Sekihoji Temple is a temple of the Őbaku school of Zen Buddhism. The temple has distinctive Chinese-style gates, which is a characteristic of Obaku School. It is the place where Ito Jakuchu built a hamplet and spent the last years of his life. You can find his cemetery in the temple ground (there is his another grave in Shokokuji Temple).
On the mountain behind the main hall of the temple, there are stone statues of 500 arhats (followers of Buddha) and others made under Jakuchu Ito. This is a very interesting place, as the stone statues represent scenes from the birth to the death of Buddha. Jakuchu Ito was not a scalpter but a painter. Jakuchu drew the Five Hundred Arhats and stonemasons made them.
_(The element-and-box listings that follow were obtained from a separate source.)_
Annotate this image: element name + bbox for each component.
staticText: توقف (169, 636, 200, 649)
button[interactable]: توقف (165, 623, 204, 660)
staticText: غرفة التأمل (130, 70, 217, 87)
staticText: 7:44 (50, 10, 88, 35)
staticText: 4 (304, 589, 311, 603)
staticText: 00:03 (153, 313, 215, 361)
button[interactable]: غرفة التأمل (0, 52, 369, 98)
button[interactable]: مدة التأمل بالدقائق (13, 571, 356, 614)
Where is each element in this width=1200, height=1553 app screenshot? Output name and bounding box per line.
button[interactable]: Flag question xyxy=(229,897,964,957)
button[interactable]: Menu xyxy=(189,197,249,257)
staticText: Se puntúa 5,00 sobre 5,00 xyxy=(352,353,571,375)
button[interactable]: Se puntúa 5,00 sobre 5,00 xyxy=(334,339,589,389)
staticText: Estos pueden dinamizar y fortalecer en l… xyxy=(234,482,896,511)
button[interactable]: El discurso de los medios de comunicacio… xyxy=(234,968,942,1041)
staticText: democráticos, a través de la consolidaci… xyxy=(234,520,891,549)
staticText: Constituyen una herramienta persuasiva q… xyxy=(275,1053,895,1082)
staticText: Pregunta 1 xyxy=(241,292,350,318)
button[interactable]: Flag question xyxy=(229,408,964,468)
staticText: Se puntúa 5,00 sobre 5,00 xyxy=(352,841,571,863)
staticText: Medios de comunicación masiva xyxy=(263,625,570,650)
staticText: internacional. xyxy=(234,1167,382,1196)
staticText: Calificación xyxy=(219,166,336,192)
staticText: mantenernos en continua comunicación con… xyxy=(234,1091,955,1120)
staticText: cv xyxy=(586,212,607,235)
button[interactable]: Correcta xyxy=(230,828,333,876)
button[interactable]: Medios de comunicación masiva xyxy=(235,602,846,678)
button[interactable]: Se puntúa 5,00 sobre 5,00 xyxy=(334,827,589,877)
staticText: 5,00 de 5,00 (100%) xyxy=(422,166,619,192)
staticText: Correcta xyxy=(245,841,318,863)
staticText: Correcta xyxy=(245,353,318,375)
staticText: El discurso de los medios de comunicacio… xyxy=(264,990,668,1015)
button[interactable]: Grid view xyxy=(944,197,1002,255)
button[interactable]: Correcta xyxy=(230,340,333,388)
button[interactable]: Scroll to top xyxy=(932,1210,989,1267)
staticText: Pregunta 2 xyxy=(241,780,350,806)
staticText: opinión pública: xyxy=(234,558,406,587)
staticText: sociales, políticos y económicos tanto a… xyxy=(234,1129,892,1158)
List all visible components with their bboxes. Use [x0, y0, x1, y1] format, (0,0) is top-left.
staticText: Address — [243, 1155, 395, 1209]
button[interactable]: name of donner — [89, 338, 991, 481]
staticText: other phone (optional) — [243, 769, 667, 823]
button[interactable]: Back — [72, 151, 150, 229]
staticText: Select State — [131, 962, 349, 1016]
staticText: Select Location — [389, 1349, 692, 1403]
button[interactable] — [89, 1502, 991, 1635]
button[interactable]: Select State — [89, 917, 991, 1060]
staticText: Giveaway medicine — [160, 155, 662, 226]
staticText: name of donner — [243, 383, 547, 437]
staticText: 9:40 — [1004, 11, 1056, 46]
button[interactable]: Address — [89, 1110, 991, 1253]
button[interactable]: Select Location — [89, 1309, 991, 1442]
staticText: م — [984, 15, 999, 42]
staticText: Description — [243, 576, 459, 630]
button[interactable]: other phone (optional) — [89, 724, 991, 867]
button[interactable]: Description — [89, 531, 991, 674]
Unfortunately, you cannot take photos of them. So please visit the Sekihoji Temple website to see them.
Every year on September 10, the anniversary of Ito Jakuchu’s death, Sekihoji Temple exhibits Jakuchu’s paintings from its collection. More than 10 of Jakuchu’s works, including his famous tiger paintings, will be on display. This is a unique opportunity to see a large number of works by Jakuchu Ito.
Sekihoji is within 10 minutes walk from famous Fushimi Inari shrine, but only few tourists visit this temple.
The Fushimi Inari Taisha Shrine, which is very popular for its 1,000 vermilion Torii gates, is very close by.
The nearby Hotoji Temple, despite having a treasure tower designated as an important cultural asset, is still rarely visited by tourists.